The Perfect Storm

Blue water and blue-collar heroics.

THEY ALL DIE in the book, but in the big-screen adaptation of Sebastian Junger's 1997 best-seller, who knows what happens? (That's the studio line, as if it were The Crying Game—don't give away the secret!) Caught in a savage 1991 storm off the coast of Nova Scotia, the Andrea Gail's prospects appear good under the command of Captain Billy (George Clooney). With his gray-flecked stubble, John Deere cap, and kindly eyes, he's a figure who inspires trust and respect among his five-man crew, which includes a few thinly sketched characters plus greenhorn Bobby (Boogie Night's Mark Wahlberg) and family man Murph (Magnolia's fine John C. Reilly).


directed by Wolfgang Petersen

with George Clooney, Mark Wahlberg, Diane Lane, and Mary Elizabeth Mastrantonio

opens June 30 at Neptune, Oak Tree, Pacific Place

We meet these shipmates on the bustling Gloucester, Mass., docks that Wolfgang Petersen renders like an old Marlboro magazine ad come to life. It's a manly, colorful, working-class world—eons removed from the computer sophistication of Cruise and M:I-2. "We're back in the 19th century," Billy says at one point, which speaks to the romance and danger of manual labor in our high-tech age. And without the usual plot devices—no revenge motive, no kidnapped children, no murdered partners—Storm is likewise a curiously elemental throwback to Jack London and Joseph Conrad.

Why do the men endure the anachronistic risks of commercial fishing? They're not struggling for country (as in Petersen's Das Boot) or combatting terrorists (as in his Air Force One). Most have alimony and child support to pay, while young Bobby just hopes to set up with his girlfriend (Diane Lane). Their pointed refrain is "Let's go make some money"—a big load of swordfish represents a cash windfall to each. But Billy's on a cold streak, and the boat's owner is pressuring him to make his quota. It's a stark economic bind that few contemporary movies address. We've become so accustomed to sleek, affluent, cell phone-wielding protagonists that a guy hoping to buy "a new-used F-150" seems more dignified for his modest ambitions.

THUS DEPRIVED of the standard box-office rationalizations for bravery, Storm is both thin and gripping. The crew bickers, then bonds. The skipper becomes overbearing (like Ahab or Queeg), then relents. Adversity draws them together, however, and Petersen contrasts their fate in the storm with a foundering sailboat and a Coast Guard rescue helicopter. Teamwork and leadership are tested and vindicated so that the viewer actually cares about the outcome—rather than trusting that the protagonists will somehow, Cruise-like, prevail.

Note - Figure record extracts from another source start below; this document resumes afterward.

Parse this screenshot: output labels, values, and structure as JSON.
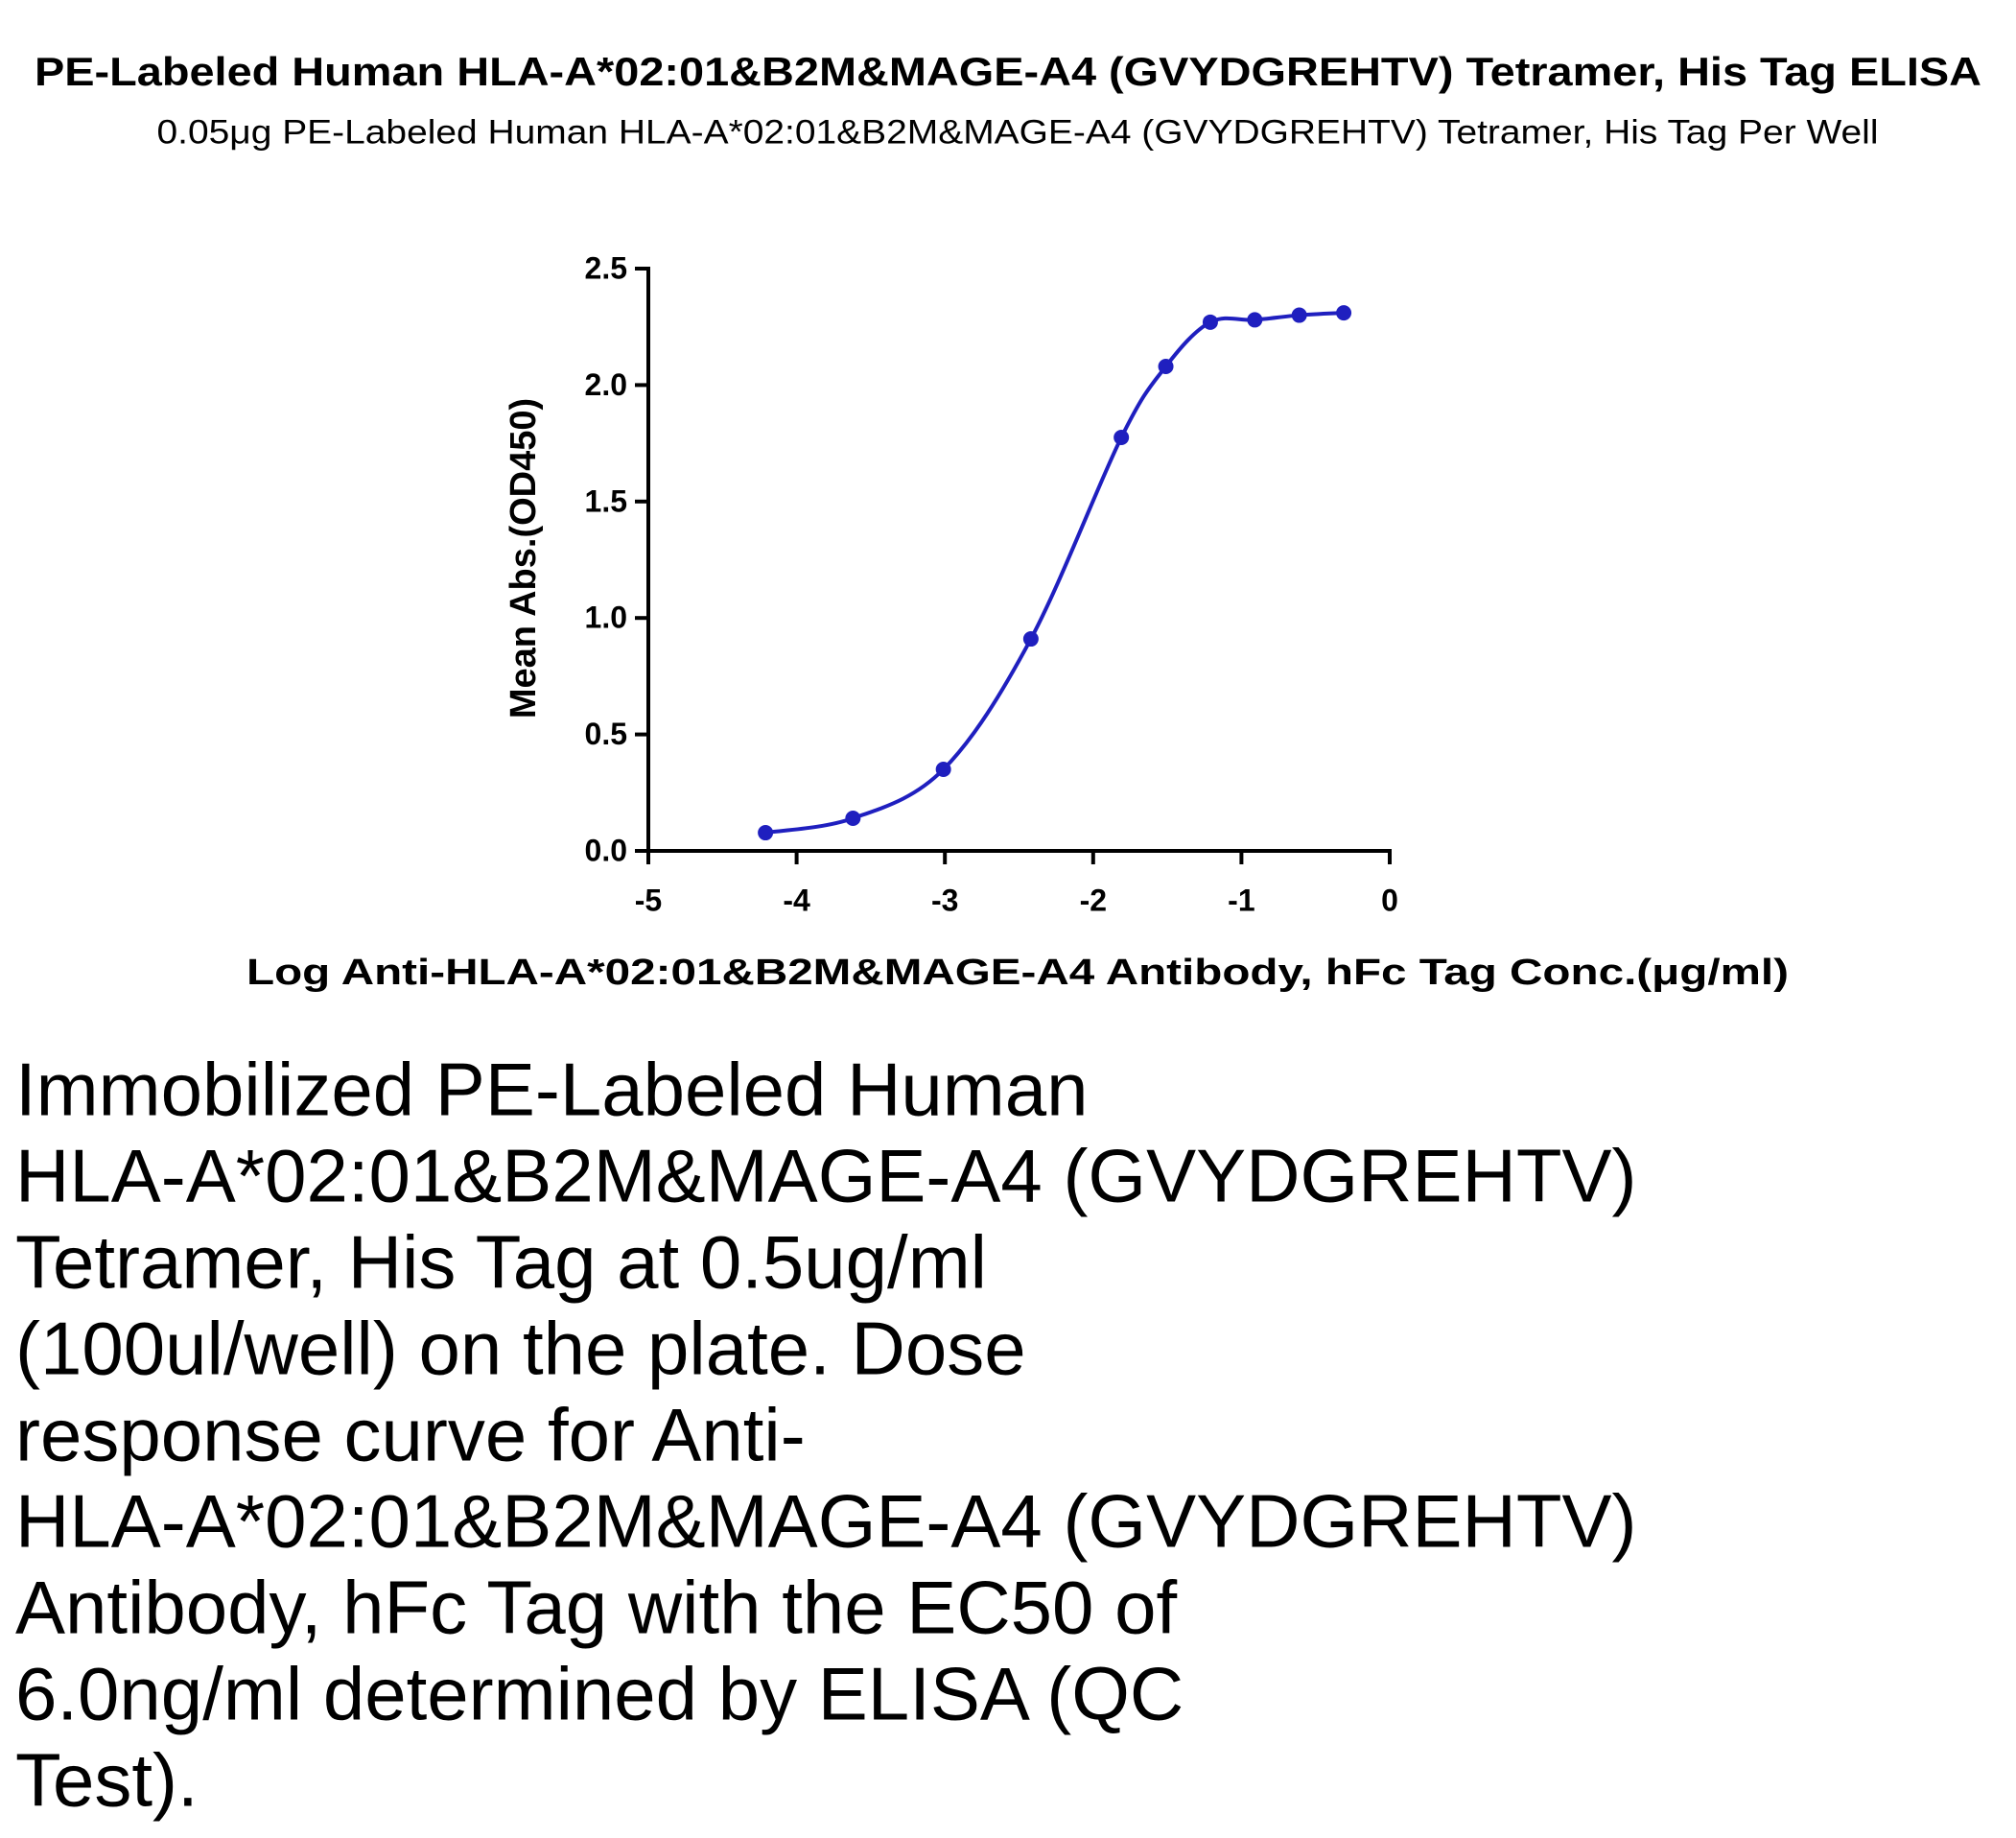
{
  "chart_data": {
    "type": "line",
    "title": "PE-Labeled Human HLA-A*02:01&B2M&MAGE-A4 (GVYDGREHTV) Tetramer, His Tag ELISA",
    "subtitle": "0.05μg PE-Labeled Human HLA-A*02:01&B2M&MAGE-A4 (GVYDGREHTV) Tetramer, His Tag Per Well",
    "x_label": "Log Anti-HLA-A*02:01&B2M&MAGE-A4 Antibody, hFc Tag Conc.(μg/ml)",
    "y_label": "Mean Abs.(OD450)",
    "x": [
      -4.21,
      -3.62,
      -3.01,
      -2.42,
      -1.81,
      -1.51,
      -1.21,
      -0.91,
      -0.61,
      -0.31
    ],
    "series": [
      {
        "color": "#1f1fbf",
        "values": [
          0.078,
          0.14,
          0.35,
          0.91,
          1.775,
          2.08,
          2.27,
          2.28,
          2.3,
          2.31
        ]
      }
    ],
    "xlim": [
      -5,
      0
    ],
    "xticks": [
      -5,
      -4,
      -3,
      -2,
      -1,
      0
    ],
    "ylim": [
      0,
      2.5
    ],
    "yticks": [
      {
        "value": 0,
        "label": "0.0"
      },
      0.5,
      {
        "value": 1,
        "label": "1.0"
      },
      1.5,
      {
        "value": 2,
        "label": "2.0"
      },
      2.5
    ]
  },
  "description": {
    "lines": [
      "Immobilized PE-Labeled Human",
      "HLA-A*02:01&B2M&MAGE-A4 (GVYDGREHTV)",
      "Tetramer, His Tag at 0.5ug/ml",
      "(100ul/well) on the plate. Dose",
      "response curve for Anti-",
      "HLA-A*02:01&B2M&MAGE-A4 (GVYDGREHTV)",
      "Antibody, hFc Tag with the EC50 of",
      "6.0ng/ml determined by ELISA (QC",
      "Test)."
    ]
  }
}
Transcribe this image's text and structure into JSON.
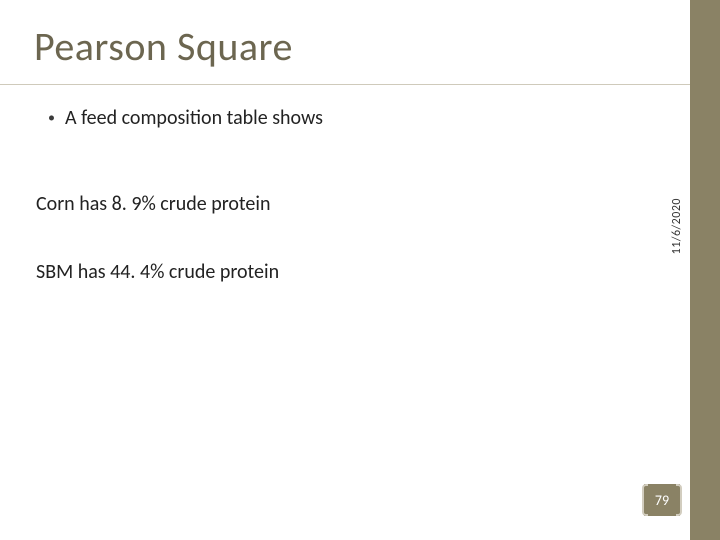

Their struggle to survive inevitably recalls Titanic, as Storm also features an overblown James Horner score, depends heavily on computer-generated effects, and casts young love against the cruel sea (with landlocked Lane in the Kate Winslet role). The storm is the iceberg, sheer implacable nature, and Storm achieves real drama—as opposed to Titanic's melodrama—by merely pitting a small boat against a big, angry ocean (instead of tuxedoed Billy Zane). Even if these "Gloucestermen" aren't much more than types (with corny dialogue to suit), Petersen renders them like the rough-hewn heroes of How Green Was My Valley. Still, too much time is spent in port giving them the Springsteen treatment.

At sea, however, it's more like Jaws— a few guys desperately fighting for their lives. The CGI waves look sufficiently real and intimidating, and the wide shots have the fascination of watching the Weather Channel on a much larger scale. Overhead views of the hurricane clouds are genuinely amazing, and you wish that Petersen pulled his camera back from the actors more frequently. (Sometimes it feels like we're trapped on Das Boot again.) But he knows how to direct white-knuckle action sequences, as the Andrea Gail rides the swells like—well, there's no other way to describe it—a roller coaster. Ultimately, the punishing, cathartic, and elegiac Storm leaves you feeling very satisfied—and very grateful that you don't have to catch your own salmon for dinner.